2. A method as claimed in claim 1, wherein the solution consists of 0.2-1%w sodium silicate in water.

3. A method as claimed in any one of

the claims 1-2, wherein the quantity of the solution is at least 1%v based on the oil volume.

4. A method as claimed in any one of claims 1-3, comprising, as a preparation for an interruption of the oil transport, raising the supply of the solution to a quantity of at least 4%v based on the oil volume until the contents of the entire pipeline has this composition, interrupting the transport and after the interruption resuming the transport under the original conditions.
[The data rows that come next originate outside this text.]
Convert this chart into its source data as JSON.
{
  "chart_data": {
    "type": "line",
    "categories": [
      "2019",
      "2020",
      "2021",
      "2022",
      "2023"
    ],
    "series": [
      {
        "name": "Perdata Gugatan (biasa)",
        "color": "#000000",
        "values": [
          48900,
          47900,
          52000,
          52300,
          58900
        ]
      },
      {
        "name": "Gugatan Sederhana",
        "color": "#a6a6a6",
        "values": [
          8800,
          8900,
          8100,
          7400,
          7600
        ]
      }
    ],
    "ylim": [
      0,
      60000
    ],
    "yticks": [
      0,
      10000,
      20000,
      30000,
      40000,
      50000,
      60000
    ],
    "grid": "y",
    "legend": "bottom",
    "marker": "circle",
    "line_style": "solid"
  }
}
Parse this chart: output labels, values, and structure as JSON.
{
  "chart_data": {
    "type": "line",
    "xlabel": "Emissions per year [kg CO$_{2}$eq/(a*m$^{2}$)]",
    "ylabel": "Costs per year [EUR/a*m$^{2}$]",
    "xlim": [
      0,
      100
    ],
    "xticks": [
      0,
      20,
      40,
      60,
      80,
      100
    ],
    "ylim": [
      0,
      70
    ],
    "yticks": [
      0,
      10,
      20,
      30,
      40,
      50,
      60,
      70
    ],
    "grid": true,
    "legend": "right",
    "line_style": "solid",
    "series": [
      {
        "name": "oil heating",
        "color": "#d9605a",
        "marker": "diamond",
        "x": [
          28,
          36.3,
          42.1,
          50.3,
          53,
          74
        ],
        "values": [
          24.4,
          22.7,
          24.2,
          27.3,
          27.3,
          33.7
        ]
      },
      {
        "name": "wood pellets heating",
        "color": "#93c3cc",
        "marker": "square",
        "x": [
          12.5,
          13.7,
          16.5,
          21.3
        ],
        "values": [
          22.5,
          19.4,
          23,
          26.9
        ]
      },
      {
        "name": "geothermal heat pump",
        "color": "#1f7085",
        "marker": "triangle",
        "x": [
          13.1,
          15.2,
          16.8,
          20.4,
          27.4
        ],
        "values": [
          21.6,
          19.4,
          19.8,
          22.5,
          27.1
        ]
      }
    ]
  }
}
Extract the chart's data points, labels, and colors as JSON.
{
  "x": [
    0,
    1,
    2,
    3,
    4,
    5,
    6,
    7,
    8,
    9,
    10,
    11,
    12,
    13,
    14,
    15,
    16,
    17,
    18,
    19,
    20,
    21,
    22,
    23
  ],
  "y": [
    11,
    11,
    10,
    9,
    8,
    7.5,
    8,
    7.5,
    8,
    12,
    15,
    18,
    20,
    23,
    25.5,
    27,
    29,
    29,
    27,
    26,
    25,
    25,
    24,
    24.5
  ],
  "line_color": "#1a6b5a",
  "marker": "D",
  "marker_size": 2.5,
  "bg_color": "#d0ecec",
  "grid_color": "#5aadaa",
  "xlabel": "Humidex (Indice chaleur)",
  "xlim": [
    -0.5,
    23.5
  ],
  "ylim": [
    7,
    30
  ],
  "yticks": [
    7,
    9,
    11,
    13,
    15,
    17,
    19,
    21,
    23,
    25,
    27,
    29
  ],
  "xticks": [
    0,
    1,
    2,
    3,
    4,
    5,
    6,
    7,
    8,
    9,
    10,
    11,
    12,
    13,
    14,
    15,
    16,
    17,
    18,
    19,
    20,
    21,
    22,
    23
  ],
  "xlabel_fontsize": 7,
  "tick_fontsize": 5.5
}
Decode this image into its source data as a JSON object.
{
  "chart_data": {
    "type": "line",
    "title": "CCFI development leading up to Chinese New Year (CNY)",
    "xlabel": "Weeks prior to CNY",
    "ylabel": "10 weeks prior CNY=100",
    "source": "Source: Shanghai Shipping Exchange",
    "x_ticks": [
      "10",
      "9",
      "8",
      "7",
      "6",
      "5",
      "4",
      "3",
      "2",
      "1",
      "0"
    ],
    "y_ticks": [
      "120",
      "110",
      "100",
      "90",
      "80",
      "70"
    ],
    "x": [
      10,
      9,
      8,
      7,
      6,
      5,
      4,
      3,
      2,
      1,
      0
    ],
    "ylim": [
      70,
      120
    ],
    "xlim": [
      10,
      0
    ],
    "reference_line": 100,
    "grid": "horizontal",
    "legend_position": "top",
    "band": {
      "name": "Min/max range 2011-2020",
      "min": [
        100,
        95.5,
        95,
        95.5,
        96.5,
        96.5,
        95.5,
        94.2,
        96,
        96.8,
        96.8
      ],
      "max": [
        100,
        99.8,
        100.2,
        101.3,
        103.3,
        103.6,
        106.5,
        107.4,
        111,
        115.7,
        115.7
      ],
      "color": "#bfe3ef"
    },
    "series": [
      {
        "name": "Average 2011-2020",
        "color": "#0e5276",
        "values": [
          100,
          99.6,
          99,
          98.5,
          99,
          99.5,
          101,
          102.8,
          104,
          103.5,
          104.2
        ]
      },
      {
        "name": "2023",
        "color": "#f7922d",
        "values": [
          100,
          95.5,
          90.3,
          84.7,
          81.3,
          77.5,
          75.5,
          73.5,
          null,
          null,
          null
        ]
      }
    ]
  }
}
5. A method as claimed in any one of claims 1-4, comprising, after fouling of the wall of the pipeline, temporarily raising the supply of the solution to a quantity of at least 10%v based on the oil volume.

6. A method as claimed in any one of claims 1-4, comprising, after fouling of the wall of the pipeline, replacing the supply of the oil by a supply of the solution until at least 5%v of the entire pipeline has been filled with solution, after which the transport is resumed under the original conditions.

7. A method of transporting through a pipeline a viscous mineral oil surrounded by an annular layer of a liquid with a lower viscosity as claimed in claim 1, substantially as described hereinbefore and with reference to the examples.